Summary
Well-developed methodology exists for handling uncertainty for a single reservoir. However, development of multiple fields presents a significant challenge when uncertainty in a large number of variables, such as gas in place and liquid yield, occur in each reservoir. Some of the challenges stem from our need to forecast the system behavior involving a coupled reservoir/wellbore/surface (CRWS) network for the entire spectrum of variables so that facilities can be designed for the range of fluid composition and throughput. Of course, assessing well count and sequencing well drills are some of the important objectives.
This paper describes probabilistic production forecasting with a compositional CRWS network model for nine reservoirs involved in delivering gas supply to a liquefied natural gas (LNG) plant in Nigeria. Our main objective was to use an economic indicator to select the optimal design of two main pipelines, each transporting 200 and 300 MMscf/D from the two production platforms, located 15 and 5 km, respectively, from the processing platform.
Rate and cumulative profiles showed that sustained deliverability of gas could be realized for approximately 11 years before the decline occurred in high-permeability reservoirs. In other words, uncertainty in gas in place did not surface during the plateau period, only during the decline period lasting another 5 years after the first 11. In contrast, the liquid rates exhibited a large uncertainty band throughout, a direct manifestation of the condensate yield issue. The uncertainty band among each of the 12 components aided facilities design. Differences in net present value (NPV) and discounted profitability index (DPI) were used as discriminators for discerning optimal pipe size from the standpoint of project economics.
Introduction
In recent years, probabilistic forecasting has gained popularity and has become the preferred approach when assessing the value of a project, given the uncertainty of many input variables. Uncertainties arise because both static and dynamic variables are ascertained from rather small volumetric samples of a reservoir and subsequent key variables are estimated from interpretations. Systematic approaches have emerged to account for uncertainty of both static and dynamic variables involving statistical approaches. These methods have been detailed elsewhere (Damsleth et al. 1992; Friedmann et al. 2003; Kabir et al. 2004) for a single reservoir. However, very few studies exist in which production is sought from multiple reservoirs with uncertainty associated with each one of them. Cullick et al. (2004) and Narayanan et al. (2003) have presented case studies of production forecasting under uncertainty for multiple fields. In their studies, flow-simulation tools were integrated with economic evaluation tools and the Monte Carlo (MC) algorithm. Optimization was sought for an objective function (NPV, for instance) honoring various constraints.
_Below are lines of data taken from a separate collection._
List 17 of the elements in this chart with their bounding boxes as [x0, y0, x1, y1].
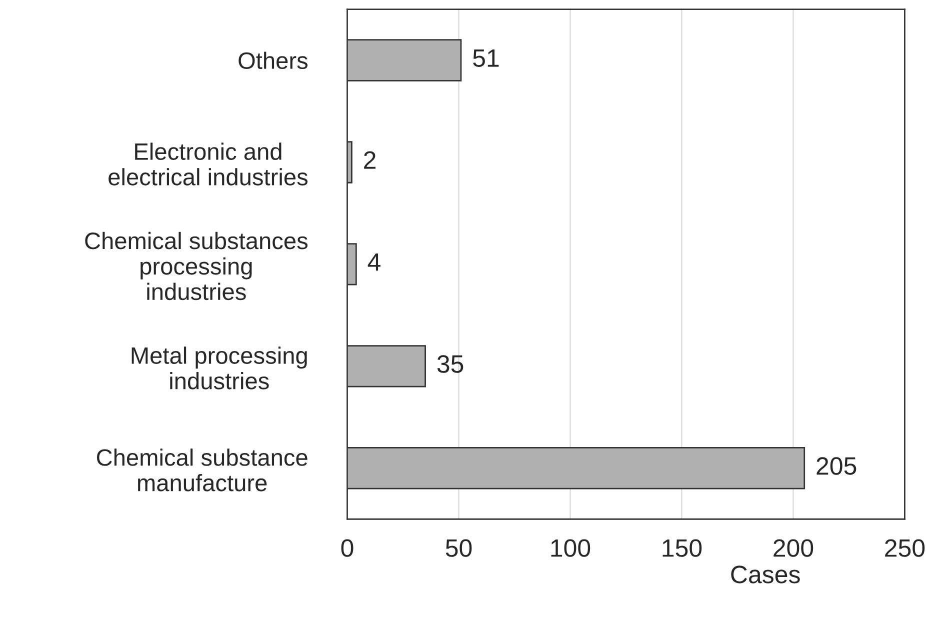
y-tick-label: Others: [238, 52, 308, 70]
data-label: 35: [437, 355, 464, 373]
x-tick-label: 150: [662, 539, 702, 557]
x-tick-label: 200: [774, 539, 814, 557]
y-tick-label: Metal processing industries: [132, 346, 307, 390]
y-tick-label: Chemical substances processing industries: [85, 232, 308, 300]
x-tick-label: 50: [446, 539, 472, 557]
x-tick-label: 250: [885, 539, 925, 557]
data-label: 51: [473, 50, 499, 67]
x-axis-title: Cases: [731, 566, 800, 584]
data-label: 4: [368, 253, 380, 271]
y-tick-label: Chemical substance manufacture: [96, 448, 308, 492]
data-label: 2: [364, 151, 376, 169]
x-tick-label: 0: [341, 539, 354, 557]
y-tick-label: Electronic and electrical industries: [108, 142, 308, 186]
x-tick-label: 100: [551, 539, 590, 557]
data-label: 205: [816, 457, 856, 475]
The objective of this study was to investigate the impact of uncertainty in input variables on the production forecast for systems consisting of multiple gas/condensate reservoirs, honoring wellbore constraints. We studied multiple reservoirs with multiple wells producing independently. The complexity arises because of the interactions through the common flowline system. The wellbore model was coupled with the reservoir model to honor wellbore constraints. The surface network interfaced with disparate wells through producing rules or constraints. Some of the producing rules included production upper limits to avoid erosional velocity and meeting CO2 production constraints because blending of various streams occurs. In this study, the types of uncertainty considered are in-place volume, condensate yield, capital costs, and operating costs.
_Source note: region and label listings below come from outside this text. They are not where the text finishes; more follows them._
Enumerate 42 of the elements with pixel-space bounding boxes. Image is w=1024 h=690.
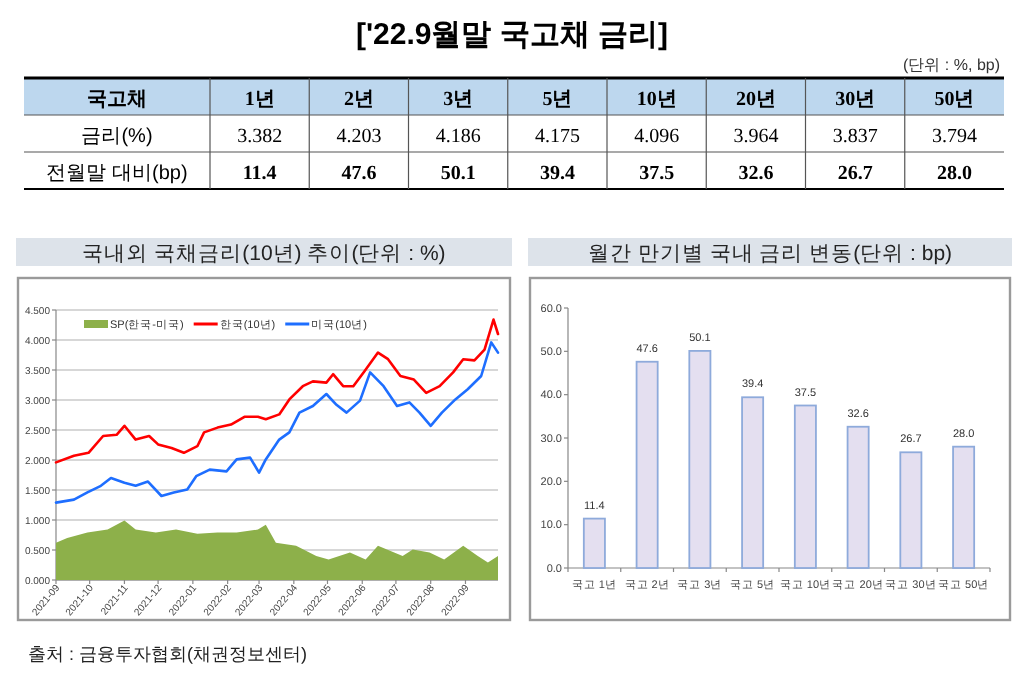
category-label: 1년 [244,88,275,111]
category-label: 30년 [835,88,876,111]
chart-title: 월간 만기별 국내 금리 변동(단위 : bp) [587,242,953,266]
bar [635,360,659,569]
bar [846,425,870,569]
data-label: 4.175 [534,125,580,148]
category-label: 20년 [735,88,776,111]
bar [582,517,606,569]
data-label: 4.203 [336,125,382,148]
data-label: 37.5 [639,162,675,185]
data-label: 11.4 [242,162,277,185]
line-series [54,341,500,504]
data-label: 28.0 [936,162,972,185]
source-note: 출처 : 금융투자협회(채권정보센터) [28,644,307,664]
chart-title: 국내외 국채금리(10년) 추이(단위 : %) [82,242,446,266]
data-label: 47.6 [341,162,377,185]
data-label: 3.837 [832,125,878,148]
text: 금리(%) [81,125,153,148]
text: (단위 : %, bp) [903,56,1001,74]
text: 국고채 [87,88,147,111]
data-label: 26.7 [837,162,873,185]
line-series [54,318,500,464]
category-label: 5년 [542,88,573,111]
text: 전월말 대비(bp) [46,162,188,185]
category-label: 10년 [636,88,677,111]
bar [899,451,923,569]
category-label: 3년 [443,88,474,111]
category-label: 50년 [934,88,975,111]
bar [741,396,765,569]
bar [688,350,712,569]
category-label: 2년 [343,88,374,111]
data-label: 32.6 [738,162,774,185]
text: ['22.9월말 국고채 금리] [355,18,669,52]
data-label: 4.186 [435,125,481,148]
bar [793,404,817,569]
bar [952,445,976,569]
data-label: 4.096 [634,125,680,148]
data-label: 3.794 [931,125,977,148]
data-label: 3.382 [237,125,283,148]
data-label: 3.964 [733,125,779,148]
data-label: 50.1 [440,162,476,185]
data-label: 39.4 [539,162,575,185]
We segmented this study into two phases. In Phase 1, we used an analytic simulator to generate the pressure and production forecasts for dry-gas reservoirs, coupled with a simple economic model but without the surface network. The intrinsic idea was to establish well count with a simplistic approach on a spreadsheet. In Phase 2, a CRWS model allowed us to discern the pipe diameter of two main trunk lines transporting gas/condensate fluids by use of incremental economics.